The real ones, the good ones, will know what we are ready for, won’t ask us more than we can give and will stimulate thinking for ourselves. Or, as teachers in my tradition have stressed, ‘if a teacher asks for money, run in the other direction’.

In my experience it can make a lot of difference to have a guru. Without a teacher it’s real tough to work on your own blind side.

So, how about it: do we create our own gurus?

From a sociological perspective the answer to that question is simply… yes. We do create our own gurus. The likes of Oprah Winfrey, Dr. Oz, presidents Obama and Bush, Stephen Hawking and more: all are created as authorities by their audiences.

There’s no help for it. Were one of those to fall in public estimation, another would be found to take their place.
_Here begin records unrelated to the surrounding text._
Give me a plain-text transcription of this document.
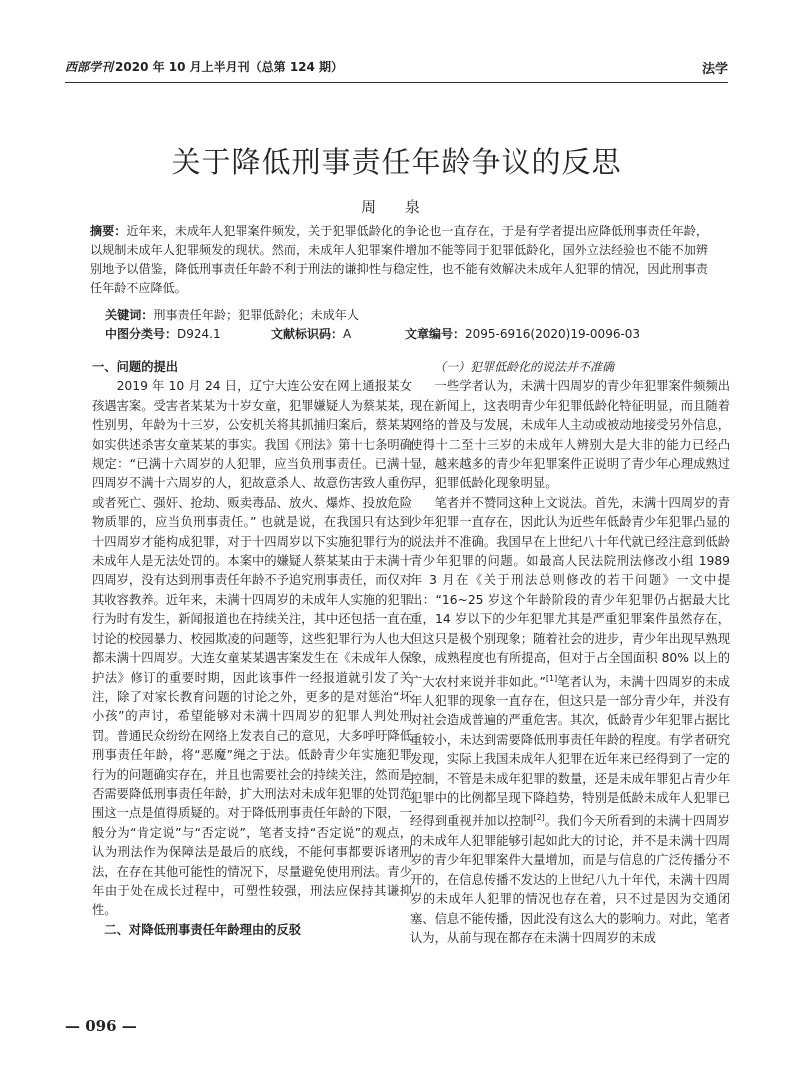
西部学刊 2020 年 10 月上半月刊（总第 124 期）	法学
关于降低刑事责任年龄争议的反思
周 泉
摘要：近年来，未成年人犯罪案件频发，关于犯罪低龄化的争论也一直存在，于是有学者提出应降低刑事责任年龄，以规制未成年人犯罪频发的现状。然而，未成年人犯罪案件增加不能等同于犯罪低龄化，国外立法经验也不能不加辨别地予以借鉴，降低刑事责任年龄不利于刑法的谦抑性与稳定性，也不能有效解决未成年人犯罪的情况，因此刑事责任年龄不应降低。
关键词：刑事责任年龄；犯罪低龄化；未成年人
中图分类号：D924.1	文献标识码：A	文章编号：2095-6916(2020)19-0096-03
一、问题的提出

2019 年 10 月 24 日，辽宁大连公安在网上通报某女孩遇害案。受害者某某为十岁女童，犯罪嫌疑人为蔡某某，性别男，年龄为十三岁，公安机关将其抓捕归案后，蔡某某如实供述杀害女童某某的事实。我国《刑法》第十七条明确规定：“已满十六周岁的人犯罪，应当负刑事责任。已满十四周岁不满十六周岁的人，犯故意杀人、故意伤害致人重伤或者死亡、强奸、抢劫、贩卖毒品、放火、爆炸、投放危险物质罪的，应当负刑事责任。” 也就是说，在我国只有达到十四周岁才能构成犯罪，对于十四周岁以下实施犯罪行为的未成年人是无法处罚的。本案中的嫌疑人蔡某某由于未满十四周岁，没有达到刑事责任年龄不予追究刑事责任，而仅对其收容教养。近年来，未满十四周岁的未成年人实施的犯罪行为时有发生，新闻报道也在持续关注，其中还包括一直在讨论的校园暴力、校园欺凌的问题等，这些犯罪行为人也大都未满十四周岁。大连女童某某遇害案发生在《未成年人保护法》修订的重要时期，因此该事件一经报道就引发了关注，除了对家长教育问题的讨论之外，更多的是对惩治“坏小孩”的声讨，希望能够对未满十四周岁的犯罪人判处刑罚。普通民众纷纷在网络上发表自己的意见，大多呼吁降低刑事责任年龄，将“恶魔”绳之于法。低龄青少年实施犯罪行为的问题确实存在，并且也需要社会的持续关注，然而是否需要降低刑事责任年龄，扩大刑法对未成年犯罪的处罚范围这一点是值得质疑的。对于降低刑事责任年龄的下限，一般分为“肯定说”与“否定说”，笔者支持“否定说”的观点，认为刑法作为保障法是最后的底线，不能何事都要诉诸刑法，在存在其他可能性的情况下，尽量避免使用刑法。青少年由于处在成长过程中，可塑性较强，刑法应保持其谦抑性。

二、对降低刑事责任年龄理由的反驳
（一）犯罪低龄化的说法并不准确

一些学者认为，未满十四周岁的青少年犯罪案件频频出现在新闻上，这表明青少年犯罪低龄化特征明显，而且随着网络的普及与发展，未成年人主动或被动地接受另外信息，使得十二至十三岁的未成年人辨别大是大非的能力已经凸显，越来越多的青少年犯罪案件正说明了青少年心理成熟过早，犯罪低龄化现象明显。

笔者并不赞同这种上文说法。首先，未满十四周岁的青少年犯罪一直存在，因此认为近些年低龄青少年犯罪凸显的说法并不准确。我国早在上世纪八十年代就已经注意到低龄青少年犯罪的问题。如最高人民法院刑法修改小组 1989 年 3 月在《关于刑法总则修改的若干问题》一文中提出：“16~25 岁这个年龄阶段的青少年犯罪仍占据最大比重，14 岁以下的少年犯罪尤其是严重犯罪案件虽然存在，但这只是极个别现象；随着社会的进步，青少年出现早熟现象，成熟程度也有所提高，但对于占全国面积 80% 以上的广大农村来说并非如此。”[1]笔者认为，未满十四周岁的未成年人犯罪的现象一直存在，但这只是一部分青少年，并没有对社会造成普遍的严重危害。其次，低龄青少年犯罪占据比重较小，未达到需要降低刑事责任年龄的程度。有学者研究发现，实际上我国未成年人犯罪在近年来已经得到了一定的控制，不管是未成年犯罪的数量，还是未成年罪犯占青少年犯罪中的比例都呈现下降趋势，特别是低龄未成年人犯罪已经得到重视并加以控制[2]。我们今天所看到的未满十四周岁的未成年人犯罪能够引起如此大的讨论，并不是未满十四周岁的青少年犯罪案件大量增加，而是与信息的广泛传播分不开的，在信息传播不发达的上世纪八九十年代，未满十四周岁的未成年人犯罪的情况也存在着，只不过是因为交通闭塞、信息不能传播，因此没有这么大的影响力。对此，笔者认为，从前与现在都存在未满十四周岁的未成

— 096 —
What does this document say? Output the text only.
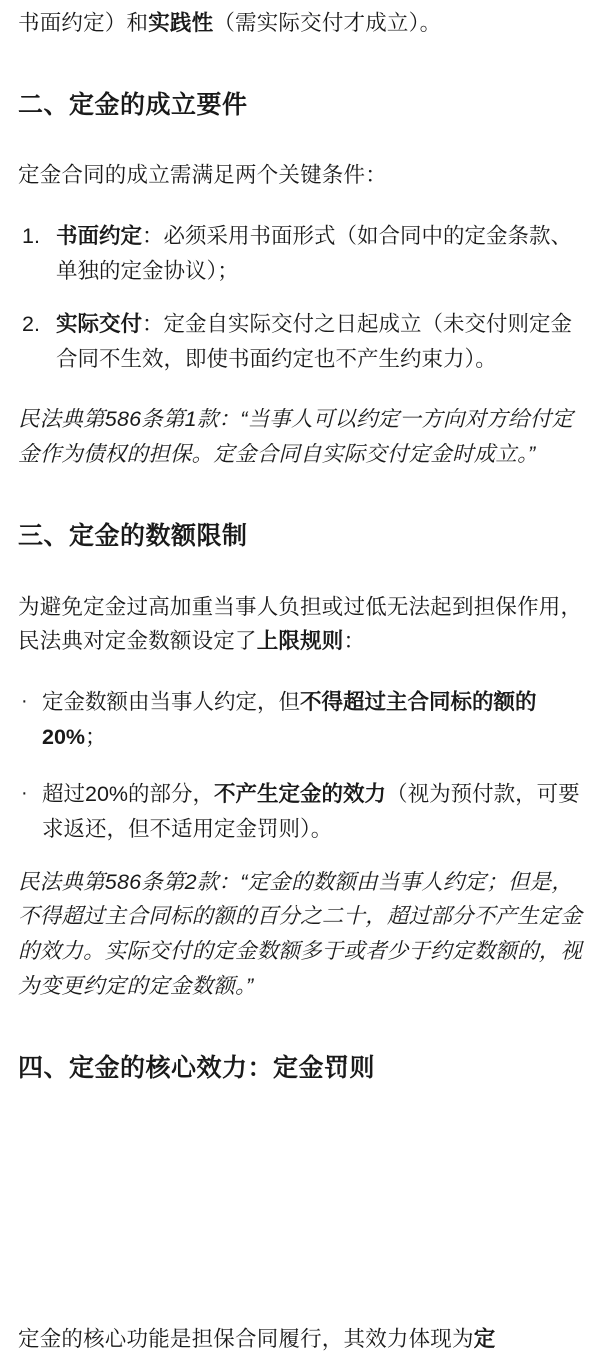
书面约定）和实践性（需实际交付才成立）。

二、定金的成立要件

定金合同的成立需满足两个关键条件：

1. 书面约定：必须采用书面形式（如合同中的定金条款、单独的定金协议）；
2. 实际交付：定金自实际交付之日起成立（未交付则定金合同不生效，即使书面约定也不产生约束力）。

民法典第586条第1款：“当事人可以约定一方向对方给付定金作为债权的担保。定金合同自实际交付定金时成立。”

三、定金的数额限制

为避免定金过高加重当事人负担或过低无法起到担保作用，民法典对定金数额设定了上限规则：

· 定金数额由当事人约定，但不得超过主合同标的额的20%；
· 超过20%的部分，不产生定金的效力（视为预付款，可要求返还，但不适用定金罚则）。

民法典第586条第2款：“定金的数额由当事人约定；但是，不得超过主合同标的额的百分之二十，超过部分不产生定金的效力。实际交付的定金数额多于或者少于约定数额的，视为变更约定的定金数额。”

四、定金的核心效力：定金罚则

定金的核心功能是担保合同履行，其效力体现为定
I think it’s partly that having authorities helps us organize our world. It helps us in filtering information. After all, there is really too much information out there these days. Having authorities also helps us to not have to know about every topic there is. We’ll leave the fine art of physics to the scientists, the knowledge of how to improve our health to the doctors etc.

Television has of course changed that game. Oprah seems part of the family. Obama, his wife and children are too. Does that mean we agree with everything these people do? For most of us: of course not. But in each of these cases there are those who will justify everything these celebrities do, because it’s easier. Because they have ‘charisma’. Because there’s no harm in it.

In fact, even in Tibetan Buddhism – where guru yoga becomes a central part of the spiritual path – the answer to that last question is yes: we create our own guru. A teacher is YOUR GURU when you SEE him or her as such. Of course it’s wise to observe that person a while, ask around etc before taking them on AS your guru. It’s also important, once you’ve chosen someone to be your guru, to continue observing the relationship. Guru yoga is not about becoming a slave or anything like that. It’s still YOUR PATH. But those are two whole other topics.